Thanks for the considered comments, Al. Yes, it is a can of worms, isn't it? You've articulated a point better than I that handouts can perpetuate the problem. If giving to a beggar encourages the person to continue begging, then that's prolonging the problem. I think begging is legitimate as a desperate short-term measure, not as an alternative form of vocation.

I think buying their food can be insulting if they feel they're following you around like a dog at your mercy. In my follow-up post to this one, I addressed this by telling the beggar to order the coffee herself and tell the staff I'd pay for it, which I'd confirm if I was asked.
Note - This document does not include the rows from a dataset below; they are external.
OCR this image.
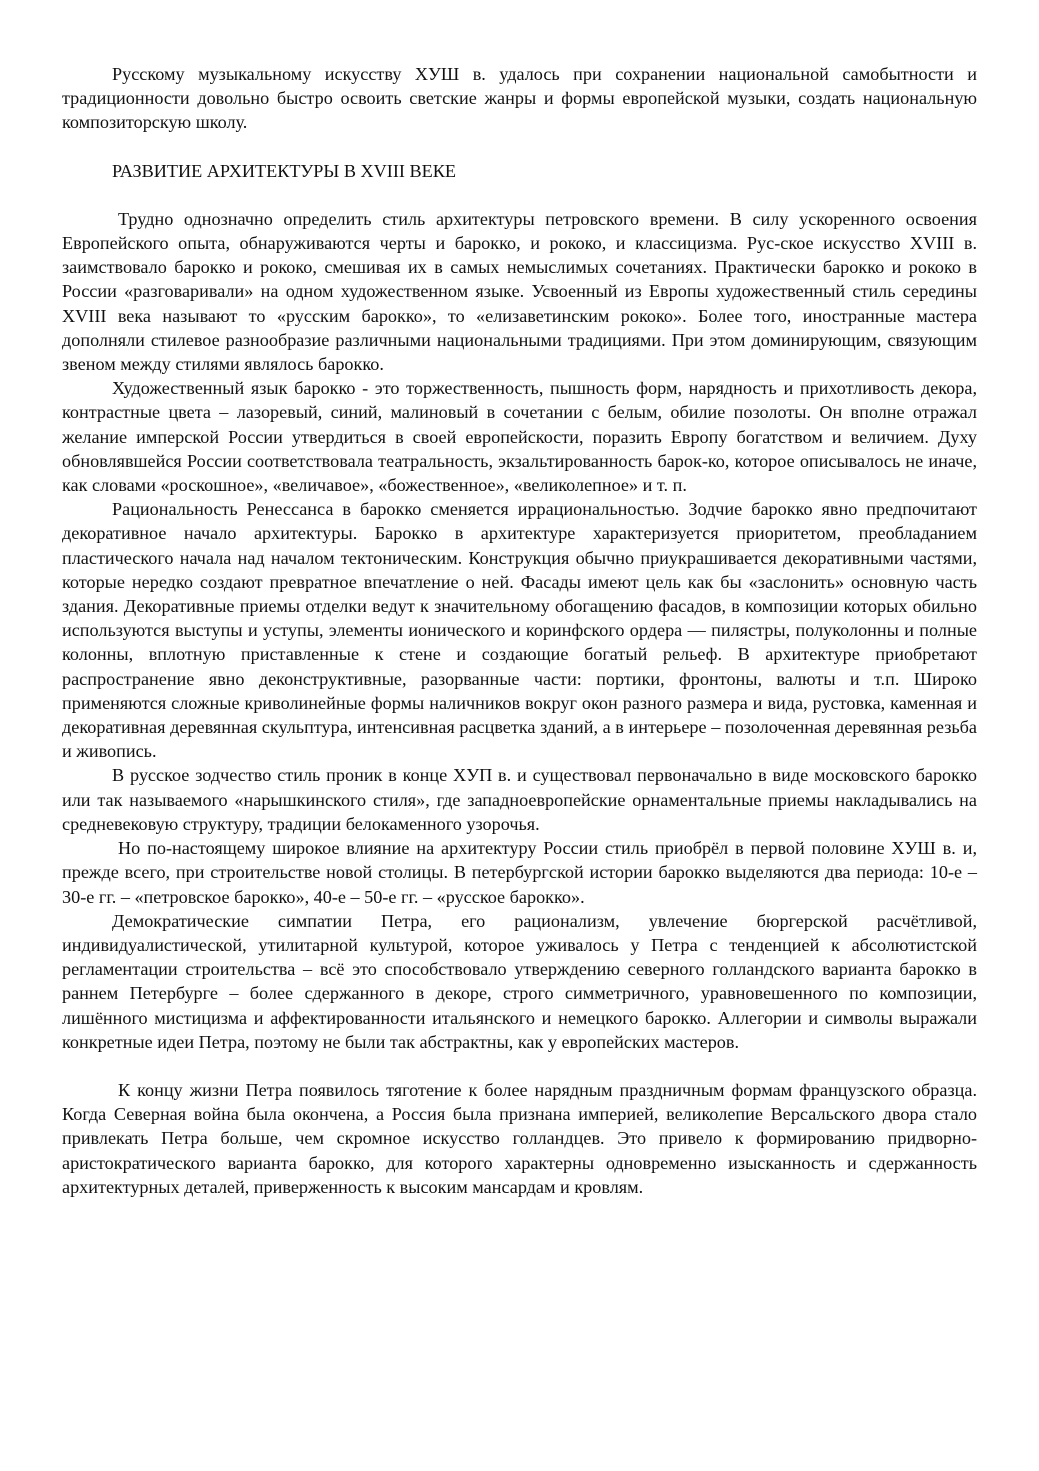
Русскому музыкальному искусству ХУШ в. удалось при сохранении национальной самобытности и традиционности довольно быстро освоить светские жанры и формы европейской музыки, создать национальную композиторскую школу.

РАЗВИТИЕ АРХИТЕКТУРЫ В XVIII ВЕКЕ

Трудно однозначно определить стиль архитектуры петровского времени. В силу ускоренного освоения Европейского опыта, обнаруживаются черты и барокко, и рококо, и классицизма. Рус-ское искусство XVIII в. заимствовало барокко и рококо, смешивая их в самых немыслимых сочетаниях. Практически барокко и рококо в России «разговаривали» на одном художественном языке. Усвоенный из Европы художественный стиль середины XVIII века называют то «русским барокко», то «елизаветинским рококо». Более того, иностранные мастера дополняли стилевое разнообразие различными национальными традициями. При этом доминирующим, связующим звеном между стилями являлось барокко.

Художественный язык барокко - это торжественность, пышность форм, нарядность и прихотливость декора, контрастные цвета – лазоревый, синий, малиновый в сочетании с белым, обилие позолоты. Он вполне отражал желание имперской России утвердиться в своей европейскости, поразить Европу богатством и величием. Духу обновлявшейся России соответствовала театральность, экзальтированность барок-ко, которое описывалось не иначе, как словами «роскошное», «величавое», «божественное», «великолепное» и т. п.

Рациональность Ренессанса в барокко сменяется иррациональностью. Зодчие барокко явно предпочитают декоративное начало архитектуры. Барокко в архитектуре характеризуется приоритетом, преобладанием пластического начала над началом тектоническим. Конструкция обычно приукрашивается декоративными частями, которые нередко создают превратное впечатление о ней. Фасады имеют цель как бы «заслонить» основную часть здания. Декоративные приемы отделки ведут к значительному обогащению фасадов, в композиции которых обильно используются выступы и уступы, элементы ионического и коринфского ордера — пилястры, полуколонны и полные колонны, вплотную приставленные к стене и создающие богатый рельеф. В архитектуре приобретают распространение явно деконструктивные, разорванные части: портики, фронтоны, валюты и т.п. Широко применяются сложные криволинейные формы наличников вокруг окон разного размера и вида, рустовка, каменная и декоративная деревянная скульптура, интенсивная расцветка зданий, а в интерьере – позолоченная деревянная резьба и живопись.

В русское зодчество стиль проник в конце ХУП в. и существовал первоначально в виде московского барокко или так называемого «нарышкинского стиля», где западноевропейские орнаментальные приемы накладывались на средневековую структуру, традиции белокаменного узорочья.

Но по-настоящему широкое влияние на архитектуру России стиль приобрёл в первой половине ХУШ в. и, прежде всего, при строительстве новой столицы. В петербургской истории барокко выделяются два периода: 10-е – 30-е гг. – «петровское барокко», 40-е – 50-е гг. – «русское барокко».

Демократические симпатии Петра, его рационализм, увлечение бюргерской расчётливой, индивидуалистической, утилитарной культурой, которое уживалось у Петра с тенденцией к абсолютистской регламентации строительства – всё это способствовало утверждению северного голландского варианта барокко в раннем Петербурге – более сдержанного в декоре, строго симметричного, уравновешенного по композиции, лишённого мистицизма и аффектированности итальянского и немецкого барокко. Аллегории и символы выражали конкретные идеи Петра, поэтому не были так абстрактны, как у европейских мастеров.

К концу жизни Петра появилось тяготение к более нарядным праздничным формам французского образца. Когда Северная война была окончена, а Россия была признана империей, великолепие Версальского двора стало привлекать Петра больше, чем скромное искусство голландцев. Это привело к формированию придворно-аристократического варианта барокко, для которого характерны одновременно изысканность и сдержанность архитектурных деталей, приверженность к высоким мансардам и кровлям.
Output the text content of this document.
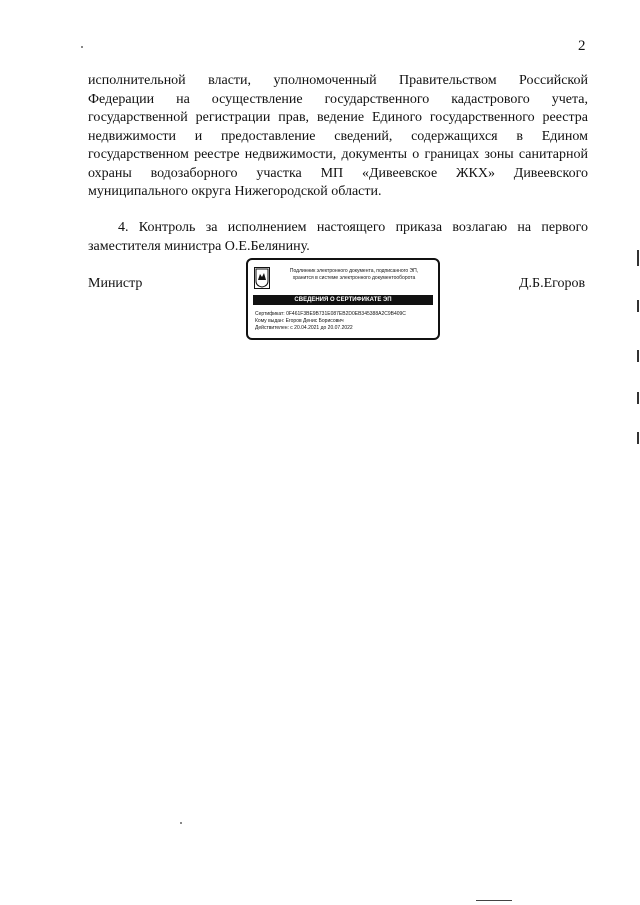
2
исполнительной власти, уполномоченный Правительством Российской
Федерации на осуществление государственного кадастрового учета,
государственной регистрации прав, ведение Единого государственного реестра
недвижимости и предоставление сведений, содержащихся в Едином
государственном реестре недвижимости, документы о границах зоны санитарной
охраны водозаборного участка МП «Дивеевское ЖКХ» Дивеевского
муниципального округа Нижегородской области.
4. Контроль за исполнением настоящего приказа возлагаю на первого
заместителя министра О.Е.Белянину.
Министр
Подлинник электронного документа, подписанного ЭП,
хранится в системе электронного документооборота
СВЕДЕНИЯ О СЕРТИФИКАТЕ ЭП
Сертификат: 0F461F3BE9B731E087EB2D0EB345388A2C9B409C
Кому выдан: Егоров Денис Борисович
Действителен: с 20.04.2021 до 20.07.2022
Д.Б.Егоров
Since this incident, I've seen the woman multiple times, and I sense that she's using begging as a means of longer term support. Of course, I'm making all sorts of judgements here, but I feel as the person being asked to part with something I've worked for, I'm entitled to.

A pet hate of mine is beggars approaching people in a dining situation, and I'm thinking here of Degraves St and Centre Place where I often have lunch. I find it unacceptable to bail people up when they're sitting and eating or drinking; it's a type of ambush or taking hostage. Eating should be stress-free and I think it's downright unacceptable in most cultures of the world to disturb people during a meal.

Funny you mention film, Al, because cinema has at least partially informed my responses to begging. It was Alkinos Tsilimidos' Tom White that turned around my previously stalwart opposition to begging, to look a bit further. Colin Friels' depiction of Tom White awoke me to the part that mental illness plays in a person's homelessness and need for help from others by desperate means.